Les Italiens: «Conti chiari, amici cari. Comptes clairs, amis chers.»
Les Anglais: «Even reckoning makes long friends. Un compte exact fait de longs, ou durables amis.»
Il ne faut pas compter avec ses amis.
Ce proverbe, qui signifie qu'il faut se montrer plutôt généreux qu'intéressé avec ses amis, paraît en contradiction avec les deux précédents, mais il ne l'est pas en réalité, car il ne conseille pas la même espèce de générosité dont les autres commandent de s'abstenir. Il parle de celle qu'on doit mettre dans les procédés de sentiment où elle est indispensable, et non de celle qu'il faut éviter dans les affaires d'intérêt, parce qu'elle peut avoir des conséquences fâcheuses.
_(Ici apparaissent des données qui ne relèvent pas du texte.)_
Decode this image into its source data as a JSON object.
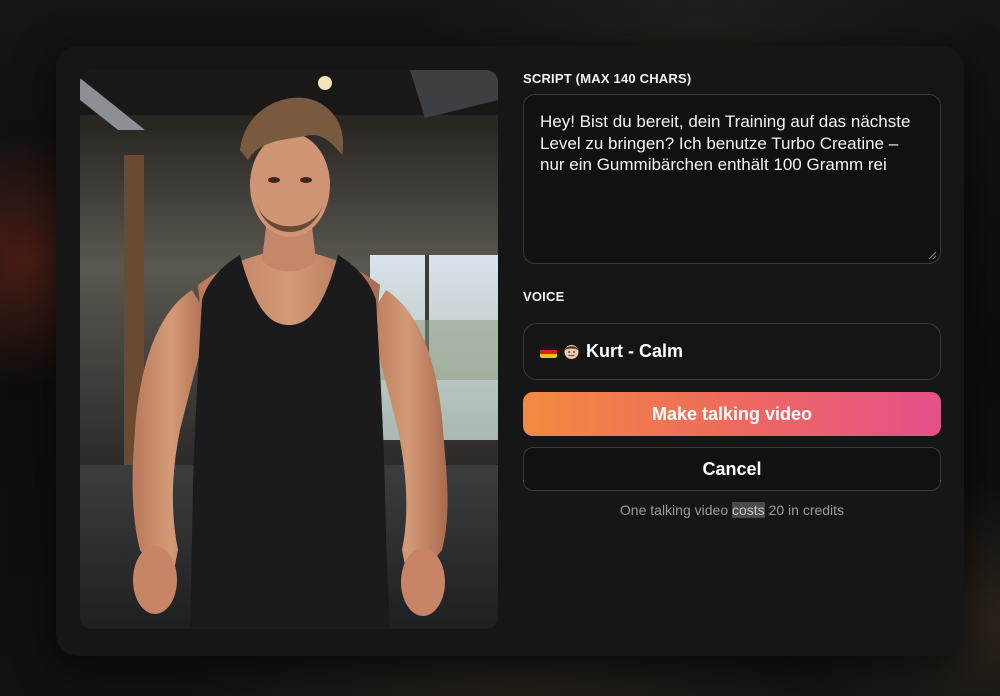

Les préceptes sont différents, mais ils n'ont rien de contradictoire. Loin de s'exclure, ils se concilient fort bien, et concourent à un but unique, qui est la conservation de l'amitié.
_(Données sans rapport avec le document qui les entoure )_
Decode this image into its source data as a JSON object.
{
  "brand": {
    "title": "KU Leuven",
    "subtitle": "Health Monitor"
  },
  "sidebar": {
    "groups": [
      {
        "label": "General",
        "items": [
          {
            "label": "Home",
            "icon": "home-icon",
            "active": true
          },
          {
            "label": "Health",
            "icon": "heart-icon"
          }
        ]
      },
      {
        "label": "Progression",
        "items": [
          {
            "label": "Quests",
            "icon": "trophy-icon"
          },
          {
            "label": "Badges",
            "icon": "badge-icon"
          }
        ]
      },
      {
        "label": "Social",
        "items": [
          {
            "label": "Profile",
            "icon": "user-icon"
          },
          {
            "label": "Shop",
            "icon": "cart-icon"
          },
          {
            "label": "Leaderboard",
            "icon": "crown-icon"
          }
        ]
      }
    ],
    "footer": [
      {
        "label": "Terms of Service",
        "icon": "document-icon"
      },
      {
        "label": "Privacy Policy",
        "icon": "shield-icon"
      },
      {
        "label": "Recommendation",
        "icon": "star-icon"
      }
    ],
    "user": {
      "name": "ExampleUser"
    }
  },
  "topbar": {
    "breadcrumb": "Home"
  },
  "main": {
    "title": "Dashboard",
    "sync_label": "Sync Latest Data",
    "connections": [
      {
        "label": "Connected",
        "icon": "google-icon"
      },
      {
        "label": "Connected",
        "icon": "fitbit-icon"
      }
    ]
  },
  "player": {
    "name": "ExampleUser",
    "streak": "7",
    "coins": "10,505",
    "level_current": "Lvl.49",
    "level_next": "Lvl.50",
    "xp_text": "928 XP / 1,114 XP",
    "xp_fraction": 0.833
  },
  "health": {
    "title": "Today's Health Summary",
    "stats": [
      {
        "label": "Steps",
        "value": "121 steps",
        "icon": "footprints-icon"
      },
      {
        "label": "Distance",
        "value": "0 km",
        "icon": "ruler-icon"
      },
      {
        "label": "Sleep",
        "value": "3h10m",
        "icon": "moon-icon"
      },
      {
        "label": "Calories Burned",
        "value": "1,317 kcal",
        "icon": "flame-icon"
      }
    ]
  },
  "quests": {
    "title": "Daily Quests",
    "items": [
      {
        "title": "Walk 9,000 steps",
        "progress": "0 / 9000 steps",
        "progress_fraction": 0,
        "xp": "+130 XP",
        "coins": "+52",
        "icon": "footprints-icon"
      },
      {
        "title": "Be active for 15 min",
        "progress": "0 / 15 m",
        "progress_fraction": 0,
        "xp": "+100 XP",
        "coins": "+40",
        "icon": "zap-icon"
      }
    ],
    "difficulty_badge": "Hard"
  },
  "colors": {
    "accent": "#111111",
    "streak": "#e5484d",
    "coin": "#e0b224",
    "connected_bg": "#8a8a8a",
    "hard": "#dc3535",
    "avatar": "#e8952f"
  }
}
Les Turcs disent: l'Amitié compte par tonneaux, et le commerce par grains.
L'idée de notre proverbe se trouve dans le passage suivant du Traité de l'amitié par Cicéron: «Borner l'amitié à un rapport mesuré de sentiments et de services, c'est la dépouiller de sa dignité, c'est l'avilir… Exiger une juste proportion entre ce qu'on donne et ce qu'on reçoit, c'est faire d'elle une affaire de calcul. La véritable amitié est plus magnifique, plus généreuse, et n'établit point de comptes rigoureux. Car il ne faut pas craindre de perdre quelque chose ou d'en faire trop pour un ami.» (XVI, 57.)
Entre amis tout doit être commun.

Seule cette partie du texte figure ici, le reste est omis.